Fundamentally, The Last Stand of the Pack is a saga about the closing of the American frontier, the human domination of the landscape, and the disappearance of wildness. The pioneers who established homesteads and ranches in the West embraced the economic conservation and wise use philosophy espoused by first Forest Service Chief Gifford Pinchot: natural resources are wasted if not exploited. However, this utilitarian philosophy justified actions solely in terms of economic and tangible benefits, and settlers firmly believed that they had the right to harvest wildlife for profit and to introduce cattle and sheep wherever the land could support livestock. Wolves certainly were fearsome and unpredictable threats to the settlers’ livelihoods, but few if any people considered the ecological, moral, or existential ramifications of their actions on the frontier. This book helps put their actions into perspective and provides some guidance for moving forward.
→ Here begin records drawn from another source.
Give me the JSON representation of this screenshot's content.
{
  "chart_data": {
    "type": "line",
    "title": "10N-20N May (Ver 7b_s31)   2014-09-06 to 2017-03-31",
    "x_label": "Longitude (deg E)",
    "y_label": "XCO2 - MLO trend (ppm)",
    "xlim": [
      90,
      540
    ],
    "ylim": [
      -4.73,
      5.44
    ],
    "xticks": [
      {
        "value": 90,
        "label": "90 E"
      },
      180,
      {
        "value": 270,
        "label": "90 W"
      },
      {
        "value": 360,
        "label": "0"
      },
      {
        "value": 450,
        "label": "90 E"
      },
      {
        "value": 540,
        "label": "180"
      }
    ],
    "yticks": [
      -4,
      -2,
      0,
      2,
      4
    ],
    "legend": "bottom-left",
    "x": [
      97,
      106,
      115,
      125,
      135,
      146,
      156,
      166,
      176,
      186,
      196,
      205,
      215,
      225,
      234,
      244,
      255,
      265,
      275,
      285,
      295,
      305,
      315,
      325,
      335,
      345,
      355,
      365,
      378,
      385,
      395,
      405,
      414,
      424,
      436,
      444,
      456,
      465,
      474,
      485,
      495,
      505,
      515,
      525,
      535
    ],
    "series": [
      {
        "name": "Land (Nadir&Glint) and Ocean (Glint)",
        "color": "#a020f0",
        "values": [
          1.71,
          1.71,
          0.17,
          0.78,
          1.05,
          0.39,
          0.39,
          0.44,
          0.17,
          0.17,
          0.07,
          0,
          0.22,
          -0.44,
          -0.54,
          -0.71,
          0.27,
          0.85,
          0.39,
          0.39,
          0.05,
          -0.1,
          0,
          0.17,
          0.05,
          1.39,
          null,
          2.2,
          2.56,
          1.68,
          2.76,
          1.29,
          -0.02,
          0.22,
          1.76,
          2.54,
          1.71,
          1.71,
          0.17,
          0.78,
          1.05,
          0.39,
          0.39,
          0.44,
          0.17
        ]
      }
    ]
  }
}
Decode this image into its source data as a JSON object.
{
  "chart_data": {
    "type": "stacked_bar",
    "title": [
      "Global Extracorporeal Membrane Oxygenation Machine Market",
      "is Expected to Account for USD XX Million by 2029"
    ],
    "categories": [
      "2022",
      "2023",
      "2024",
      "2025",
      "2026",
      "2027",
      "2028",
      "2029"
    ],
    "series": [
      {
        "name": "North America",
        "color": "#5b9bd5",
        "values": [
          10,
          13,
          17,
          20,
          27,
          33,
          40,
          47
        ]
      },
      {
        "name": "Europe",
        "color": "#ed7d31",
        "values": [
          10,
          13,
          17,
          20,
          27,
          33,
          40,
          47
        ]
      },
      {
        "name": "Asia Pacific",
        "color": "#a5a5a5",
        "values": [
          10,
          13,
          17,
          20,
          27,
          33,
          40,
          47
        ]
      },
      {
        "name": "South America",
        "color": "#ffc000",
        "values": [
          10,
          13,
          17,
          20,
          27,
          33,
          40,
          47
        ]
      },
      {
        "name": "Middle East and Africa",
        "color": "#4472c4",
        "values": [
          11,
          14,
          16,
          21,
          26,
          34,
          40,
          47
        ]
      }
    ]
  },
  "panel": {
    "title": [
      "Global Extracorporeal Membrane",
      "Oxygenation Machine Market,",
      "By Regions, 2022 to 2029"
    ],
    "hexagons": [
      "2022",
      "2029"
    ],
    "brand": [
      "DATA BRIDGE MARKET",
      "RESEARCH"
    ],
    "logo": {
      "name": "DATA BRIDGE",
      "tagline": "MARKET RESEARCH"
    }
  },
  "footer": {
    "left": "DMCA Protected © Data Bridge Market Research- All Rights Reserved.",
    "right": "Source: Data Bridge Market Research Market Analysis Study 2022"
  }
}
This book seamlessly combines Carhart’s classic Last Stand of the Pack (originally written in 1929) with more contemporary articles. Carhart’s narrative offers an intimate look at individual wolves that roamed the Colorado wilderness during his time, giving them a sense of identity and individuality. The modern articles featured at the end of the book provide insight into the reintroduction of wolves to Colorado, serving as a kind of epilogue to Carhart’s original defense of these remarkable creatures. - Full disclosure: wolves are my favorite animal. While I can understand that early ranchers, farmers, and European settlers arriving in Colorado may not have shared the same admiration, I still struggle to comprehend the complete eradication of an entire species. Thankfully, there is now hope for their return. - I highly recommend this book not only to nature lovers and wolf enthusiasts but also to environmental historians. It serves as an excellent primary source for further research on the topic.
Scored a cheap first edition in an antique/thrift stop, therefore didn’t read the critical edition. Each chapter/section is about a different wolf (9 in total). Each wolf, being the last of their kind to avoid capture, had an exciting story. Displaying impressive resilience and adaptations against humans and their tools and intelligence. As we all know, it has a sad ending. The perspective from the hunters/trappers was told as well. Interesting to read about the techniques used to catch the most elusive wolves. Uncertain on how much was based on fact versus inferred from circumstantial evidence, but that made it more interesting. Only read 7/9 of the stories, I’m saving the last two for future returns home!
The vivid descriptions of the beautiful Western Colorado mountains was spot on. So much empathy for the loss of a majestic animal, that was native to Colorado. The information on reintroduction impact of the wolf proves that we need them back!
Excellent, well written history, sad, of the eradication of the wolf in Colrado, the extermination of the last 8 living wolves in the Sate. The book ends with a review of the pros and con of reintroducing the wolf to Colorado.